THE LIFE OF A PUBLIC SCULPTURE,

FROM INCEPTION TO APPRECIATION


17.00 (BST) / 12.00 (EDT)
THURSDAY 19 OCTOBER 2023

How do artists respond to a commission, assess the display location and how sculptures will look depending on their size?

The webinar will try to respond to these questions, exploring also the commissioning side of sculptural projects and discussing some of the finest examples of public sculpture.

Join our panelists Abby Hignell, founder of Hignell Gallery, Melissa Hamnett, Director of Heritage Collections and Chief Curator at UK Parliament, and Claire Mander, founder of theCoLAB, who will be in conversation with contemporary sculptor Nic Fiddian-Green (Sladmore Gallery).

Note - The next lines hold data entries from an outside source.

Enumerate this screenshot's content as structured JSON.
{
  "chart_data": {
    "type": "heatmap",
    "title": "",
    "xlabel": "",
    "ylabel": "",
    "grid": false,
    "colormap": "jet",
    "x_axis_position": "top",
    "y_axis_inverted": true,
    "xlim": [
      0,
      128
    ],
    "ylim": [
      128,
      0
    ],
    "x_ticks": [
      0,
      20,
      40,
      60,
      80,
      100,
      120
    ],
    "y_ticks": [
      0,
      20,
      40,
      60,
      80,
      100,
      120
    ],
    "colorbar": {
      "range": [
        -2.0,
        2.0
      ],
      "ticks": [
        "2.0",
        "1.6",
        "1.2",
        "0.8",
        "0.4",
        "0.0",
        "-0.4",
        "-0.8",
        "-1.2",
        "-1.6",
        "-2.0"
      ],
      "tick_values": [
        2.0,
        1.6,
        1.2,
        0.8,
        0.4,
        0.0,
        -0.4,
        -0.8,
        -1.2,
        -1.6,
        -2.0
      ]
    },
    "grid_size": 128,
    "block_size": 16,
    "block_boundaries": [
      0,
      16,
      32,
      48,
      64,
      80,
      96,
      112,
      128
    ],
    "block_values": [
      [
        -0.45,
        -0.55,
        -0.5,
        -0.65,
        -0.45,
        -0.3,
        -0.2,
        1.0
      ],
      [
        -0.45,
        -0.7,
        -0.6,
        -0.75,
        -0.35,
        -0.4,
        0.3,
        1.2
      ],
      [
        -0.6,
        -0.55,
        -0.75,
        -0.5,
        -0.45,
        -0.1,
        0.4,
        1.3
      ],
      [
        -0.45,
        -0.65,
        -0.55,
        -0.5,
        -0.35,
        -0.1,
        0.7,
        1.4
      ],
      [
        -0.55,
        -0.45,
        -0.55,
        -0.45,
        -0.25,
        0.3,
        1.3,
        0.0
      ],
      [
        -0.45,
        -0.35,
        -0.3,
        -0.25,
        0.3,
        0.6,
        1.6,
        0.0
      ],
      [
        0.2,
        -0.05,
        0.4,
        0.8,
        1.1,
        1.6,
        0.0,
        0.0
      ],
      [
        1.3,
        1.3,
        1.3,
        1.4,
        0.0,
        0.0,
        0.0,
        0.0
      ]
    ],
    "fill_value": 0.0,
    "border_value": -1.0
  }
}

Recording now available to view!

Abby Hignell, Hignell Gallery

After studying history of art and working in both auction houses and commercial galleries, Abby Hignell founded Hignell Gallery in 2015 which specialises in contemporary British sculpture. Public sculpture projects have included Helaine Blumenfeld's carved marble Tempesta for The Lancasters, Hyde Park, and Sophie Ryder's Minotaur and Hare on a Bench for London's newest public park at Wood Wharf.

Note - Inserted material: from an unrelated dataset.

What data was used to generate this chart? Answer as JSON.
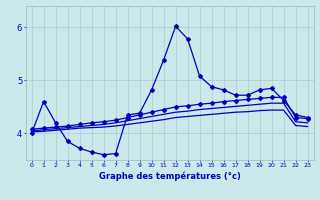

Melissa Hamnett, Heritage Collections | UK Parliament

Melissa is Director of Heritage Collections and Chief Curator at UK Parliament, where she is responsible for the research, management and strategic direction of the Parliamentary Art Collection, the Historic Furniture and Decorative Arts Collection and the Architectural Collection. Prior to coming to Parliament, Melissa worked at the Victoria and Albert Museum from 2004-2019 where latterly she was Curator of Sculpture 1850 to the Present. She has spoken and published on 19th- and 20th-century sculpture and architecture, including the New Sculpture and British sculpture after Rodin. She has advised on public sculpture projects in the UK and abroad, worked on multiple contemporary commissions and exhibitions, and sits on the advisory board of an AHRC-funded sculpture project 'Pantheons: Sculpture at St Paul's Cathedral c.1795-1918'. She is a Trustee of the Decorative Arts Society and Chair of the PSSA Marsh Awards for Excellence in Public Sculpture.

Claire Mander, theCoLAB

Claire Mander is founder and curator of theCoLAB which commissions sculptors to realise works in the landscape or unconventional spaces. In 2021, she transformed a neglected half-acre roof terrace on top of Temple tube station overlooking the Thames into the Artist's Garden, a sculpture garden for the work of women artists.  She has realised landscape art commissions across the 100 miles of Morecambe Bay and showed the work of 17 Nordic sculptors across London. She also runs Body and Place annual landscape drawing residency. She is Board Member of the National Festival of Making, Blackburn, sits on the Westminster City of Sculpture panel and former Trustee/Chair for UK Friends of the National Museum of Women in the Arts (Washington DC).

Nic Fiddian-Green

Born in Hampshire in 1963, after leaving school Nic Fiddian-Green took a one-year foundation course at Chelsea college of art in 1982. Engrossed in the horse as a subject, he was greatly moved by the power, skill and beauty of the Parthenon frieze and the Selene horse after first seeing the work in the British Museum. From 1983-1986 Nic attended Wimbledon college of Arts and further began to develop his interest in the equine subject and its creative potential. The year after graduating from Wimbledon, he enrolled on a bronze casting course at Central St Martin's and he proceeded to cast his sculpture.

Nic Fiddian-Green has had many successful exhibitions both here and abroad in the many years the Sladmore has represented him, and it is evident that he still has an authentic affinity with the nineteenth and twentieth century masters also exhibited by the gallery - from Barye, Mene or Bonheur, to Bugatti, Degas and Frink.